As such, Arrival represents a definite marker between the Orchestra and the core Fire! trio of Mats Gustafsson, Johan Berthling and Andreas Werliin. Fire!'s recent albums have also involved a stripping-bare of their sound to its essential core and that same reduction applied to the Orchestra has resulted in two very distinct musical units.

Opener '(I Am A) Horizon' begins with plucked and bowed strings and a distant melody picked out with breathy bass notes. There is a sense of vertigo and of hovering outside portals before a delicate keyboard pattern emerges setting up a theme and place. Wallentin and Jernberg sing at once; one voice direct and strident while the other higher as if extolling or pleading with graces. A cover of Robbie Basho's 'Blue Crystal Fire' is a smouldering gem to clasp close in the darkness while 'Silver Trees' envisages a new world as though seen for the first time and recognised as home. The musicians counter these voices with sharp electrical flurries from horns, keys and rhythm sections and oceanic drift courtesy of the Orchestra's new string quartet.

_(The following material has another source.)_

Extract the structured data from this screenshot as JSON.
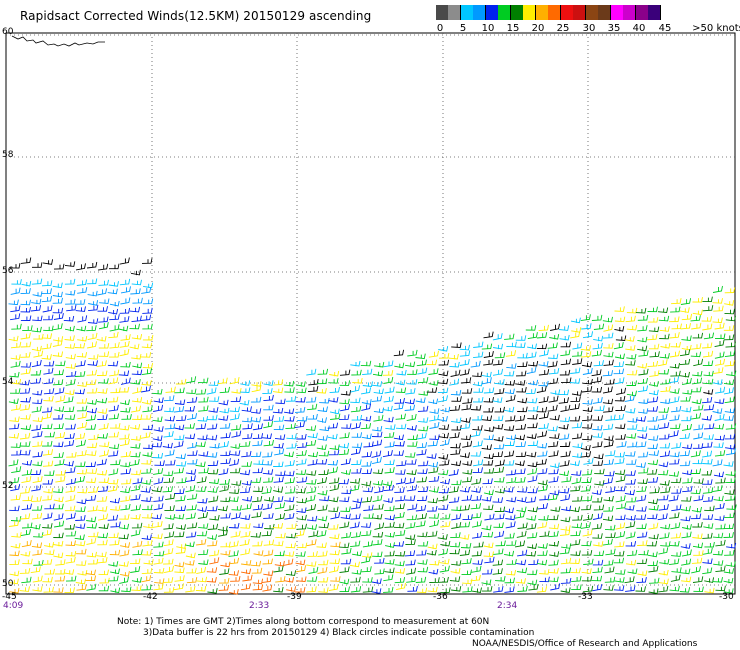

The final track, a cover of Chic's 'At Last I Am Free', is the perfect encapsulation and conclusion; the desperate longing of “I'm lonely, please listen to what I say, I can't go on living life this way” rises up into a tearstruck hymn of hope. To wish to arrive is to dream of aspiration. An arrival is an understanding of inner truths, an epiphany to be reached and the yearning to at last be free. For a while the journey is ended but with unknowns up ahead.